4. Integration with Electronic Health Records (EHRs):
- Data Interoperability: evaluate how well the safety database integrates with EHR systems to streamline adverse event reporting. Verify that the data exchanged between the systems is accurate and complete.
- Compliance with Health Standards: check compliance with health information standards such as HL7 (the Health Level 7 standards organisation) and FHIR (Fast Healthcare Interoperability Resources) to ensure seamless data exchange without compromising safety data quality.
- Real-Time Adverse Event Monitoring: assess whether the integration with EHRs allows for real-time or near-real-time monitoring of adverse events and drug safety signals.
5. Automation and Robotic Process Automation (RPA):
- Process Efficiency: audit the automation of routine tasks such as data entry, case processing and report generation. Verify that automated processes follow SOPs and regulatory guidelines.
- Error Reduction: evaluate whether automation is reducing human error and improving the accuracy of data entry and reporting.
- Change Management: review the change management system for automated processes to ensure any updates are tested and documented.
6. Regulatory Reporting:
- Automated ICSR and PSUR Generation: check how the system generates and submits Individual Case Safety Reports (ICSRs) and Periodic Safety Update Reports (PSURs). Ensure that the reports are timely and meet regulatory formatting and content requirements.
- Data Retention: ensure that the technology complies with data retention requirements, maintaining audit trails for all safety reports.
7. Cybersecurity in New Technologies:
- Vulnerability Assessment: conduct regular penetration testing and vulnerability assessments to ensure that new technologies (e.g. cloud or AI) are secure against cyber threats.
- Data Breach Response: review the company’s breach response plan to ensure prompt action in case of a data breach involving the safety database.
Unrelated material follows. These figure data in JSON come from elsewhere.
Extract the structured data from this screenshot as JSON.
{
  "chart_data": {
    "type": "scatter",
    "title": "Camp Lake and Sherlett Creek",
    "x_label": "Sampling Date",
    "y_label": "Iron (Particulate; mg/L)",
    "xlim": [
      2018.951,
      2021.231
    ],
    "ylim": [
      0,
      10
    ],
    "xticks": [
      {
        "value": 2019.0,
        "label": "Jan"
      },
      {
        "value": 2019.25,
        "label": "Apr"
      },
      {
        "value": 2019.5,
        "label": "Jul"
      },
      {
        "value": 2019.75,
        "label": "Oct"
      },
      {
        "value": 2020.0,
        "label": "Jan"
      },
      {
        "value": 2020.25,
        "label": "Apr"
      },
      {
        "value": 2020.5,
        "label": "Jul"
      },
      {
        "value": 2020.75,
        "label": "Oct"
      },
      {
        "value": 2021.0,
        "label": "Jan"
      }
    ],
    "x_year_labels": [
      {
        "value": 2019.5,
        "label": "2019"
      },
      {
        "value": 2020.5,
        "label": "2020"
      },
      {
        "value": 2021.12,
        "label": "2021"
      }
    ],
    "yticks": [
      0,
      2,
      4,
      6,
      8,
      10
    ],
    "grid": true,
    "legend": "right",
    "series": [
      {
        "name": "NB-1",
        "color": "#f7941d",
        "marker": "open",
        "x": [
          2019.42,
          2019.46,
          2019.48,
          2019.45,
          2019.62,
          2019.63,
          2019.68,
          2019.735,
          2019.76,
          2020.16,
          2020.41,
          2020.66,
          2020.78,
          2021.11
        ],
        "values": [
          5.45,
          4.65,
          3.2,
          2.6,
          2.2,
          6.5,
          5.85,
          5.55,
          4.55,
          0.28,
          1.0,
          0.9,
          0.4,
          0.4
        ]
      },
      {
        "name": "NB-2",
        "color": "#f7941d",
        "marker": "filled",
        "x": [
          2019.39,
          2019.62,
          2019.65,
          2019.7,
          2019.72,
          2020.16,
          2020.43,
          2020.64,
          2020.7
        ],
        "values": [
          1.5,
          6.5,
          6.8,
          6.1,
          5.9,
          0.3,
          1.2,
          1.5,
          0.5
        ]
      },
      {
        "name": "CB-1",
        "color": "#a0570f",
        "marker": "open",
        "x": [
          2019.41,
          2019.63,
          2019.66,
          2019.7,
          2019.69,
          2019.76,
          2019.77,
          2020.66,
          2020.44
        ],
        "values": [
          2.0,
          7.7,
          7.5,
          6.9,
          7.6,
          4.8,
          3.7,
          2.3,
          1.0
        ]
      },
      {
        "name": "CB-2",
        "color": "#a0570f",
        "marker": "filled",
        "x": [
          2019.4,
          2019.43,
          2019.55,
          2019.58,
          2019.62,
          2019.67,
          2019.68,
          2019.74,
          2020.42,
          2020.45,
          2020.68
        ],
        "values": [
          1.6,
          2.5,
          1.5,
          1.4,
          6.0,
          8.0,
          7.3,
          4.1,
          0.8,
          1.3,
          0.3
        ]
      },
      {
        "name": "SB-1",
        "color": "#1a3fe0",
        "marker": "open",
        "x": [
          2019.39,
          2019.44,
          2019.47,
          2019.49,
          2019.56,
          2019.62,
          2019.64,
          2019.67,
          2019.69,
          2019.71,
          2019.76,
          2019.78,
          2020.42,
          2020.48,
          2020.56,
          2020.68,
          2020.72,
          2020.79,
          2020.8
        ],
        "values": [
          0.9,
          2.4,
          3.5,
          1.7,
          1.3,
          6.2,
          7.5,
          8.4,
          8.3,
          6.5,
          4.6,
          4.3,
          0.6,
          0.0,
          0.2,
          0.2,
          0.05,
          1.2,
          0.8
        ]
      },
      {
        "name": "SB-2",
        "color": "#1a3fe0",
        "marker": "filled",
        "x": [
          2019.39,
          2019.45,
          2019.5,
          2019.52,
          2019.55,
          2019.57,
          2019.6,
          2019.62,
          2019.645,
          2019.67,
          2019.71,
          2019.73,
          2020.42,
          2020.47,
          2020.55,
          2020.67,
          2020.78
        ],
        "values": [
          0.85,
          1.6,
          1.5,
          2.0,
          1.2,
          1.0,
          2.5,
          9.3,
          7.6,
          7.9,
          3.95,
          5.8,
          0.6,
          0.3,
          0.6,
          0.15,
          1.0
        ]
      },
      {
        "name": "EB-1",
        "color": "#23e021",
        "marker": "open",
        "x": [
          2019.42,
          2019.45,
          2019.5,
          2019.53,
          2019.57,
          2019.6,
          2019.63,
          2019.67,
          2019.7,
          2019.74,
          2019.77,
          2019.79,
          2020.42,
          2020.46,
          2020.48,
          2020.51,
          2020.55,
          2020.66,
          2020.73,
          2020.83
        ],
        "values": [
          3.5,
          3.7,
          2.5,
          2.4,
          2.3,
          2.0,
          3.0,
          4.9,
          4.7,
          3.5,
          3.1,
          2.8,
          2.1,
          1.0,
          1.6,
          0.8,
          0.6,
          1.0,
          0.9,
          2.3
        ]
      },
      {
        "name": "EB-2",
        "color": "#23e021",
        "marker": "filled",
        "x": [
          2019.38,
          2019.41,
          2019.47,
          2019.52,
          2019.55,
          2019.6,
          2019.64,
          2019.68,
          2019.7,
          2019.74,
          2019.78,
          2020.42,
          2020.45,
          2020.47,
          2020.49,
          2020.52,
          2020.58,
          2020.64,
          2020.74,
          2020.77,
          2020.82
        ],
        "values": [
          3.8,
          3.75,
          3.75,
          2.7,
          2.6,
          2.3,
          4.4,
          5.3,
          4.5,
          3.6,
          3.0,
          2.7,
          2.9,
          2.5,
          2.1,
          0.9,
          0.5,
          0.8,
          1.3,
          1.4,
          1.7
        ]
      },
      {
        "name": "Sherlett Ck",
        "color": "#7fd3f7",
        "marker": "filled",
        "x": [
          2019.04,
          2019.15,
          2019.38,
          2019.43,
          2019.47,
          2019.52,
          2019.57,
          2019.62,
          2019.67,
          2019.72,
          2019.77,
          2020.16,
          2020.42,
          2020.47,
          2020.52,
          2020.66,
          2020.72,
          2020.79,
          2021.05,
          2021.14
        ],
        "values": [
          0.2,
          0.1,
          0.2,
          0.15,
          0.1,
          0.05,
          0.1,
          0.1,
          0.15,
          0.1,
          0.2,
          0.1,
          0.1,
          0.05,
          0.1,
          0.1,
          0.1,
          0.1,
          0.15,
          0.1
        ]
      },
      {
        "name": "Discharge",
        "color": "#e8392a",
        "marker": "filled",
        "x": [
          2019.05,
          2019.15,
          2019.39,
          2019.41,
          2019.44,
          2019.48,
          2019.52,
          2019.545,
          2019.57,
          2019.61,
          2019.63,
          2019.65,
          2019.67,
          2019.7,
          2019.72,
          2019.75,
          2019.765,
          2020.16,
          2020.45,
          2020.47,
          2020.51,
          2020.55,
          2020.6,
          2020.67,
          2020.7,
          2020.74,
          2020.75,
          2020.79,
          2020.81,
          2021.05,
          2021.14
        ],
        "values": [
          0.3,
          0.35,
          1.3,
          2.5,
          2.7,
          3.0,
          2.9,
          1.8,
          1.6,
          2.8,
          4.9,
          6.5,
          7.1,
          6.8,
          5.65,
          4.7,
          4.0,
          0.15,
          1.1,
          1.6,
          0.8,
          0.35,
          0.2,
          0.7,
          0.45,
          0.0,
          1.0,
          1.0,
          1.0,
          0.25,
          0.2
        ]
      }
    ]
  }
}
‘A structured, risk-based approach, coupled with continuous learning and collaboration, will lead to more effective audits and ultimately better patient safety outcomes.’
CONCLUSION
Auditing safety databases is a complex but critical task. By focusing on the core elements – database validation, access controls, data integrity and compliance with evolving regulations – auditors can ensure that safety databases function as intended while safeguarding sensitive data. With increasing reliance on new technologies like cloud computing, AI and blockchain, audits ensure that these advancements contribute effectively to data accuracy, timely reporting and patient safety. By focusing on areas such as data quality, system validation, regulatory compliance and cybersecurity, regular audits help organisations identify and mitigate risks while preparing for regulatory inspections. A structured, risk-based approach, coupled with continuous learning and collaboration, will lead to more effective audits and ultimately better patient safety outcomes.
REFERENCE
Pharmacovigilance unravelled: highlights of the 2024 MHRA GPvP Symposium Soe Hamill, 4 April 2024 – Good pharmacovigilance practice, Inside the Inspectorate.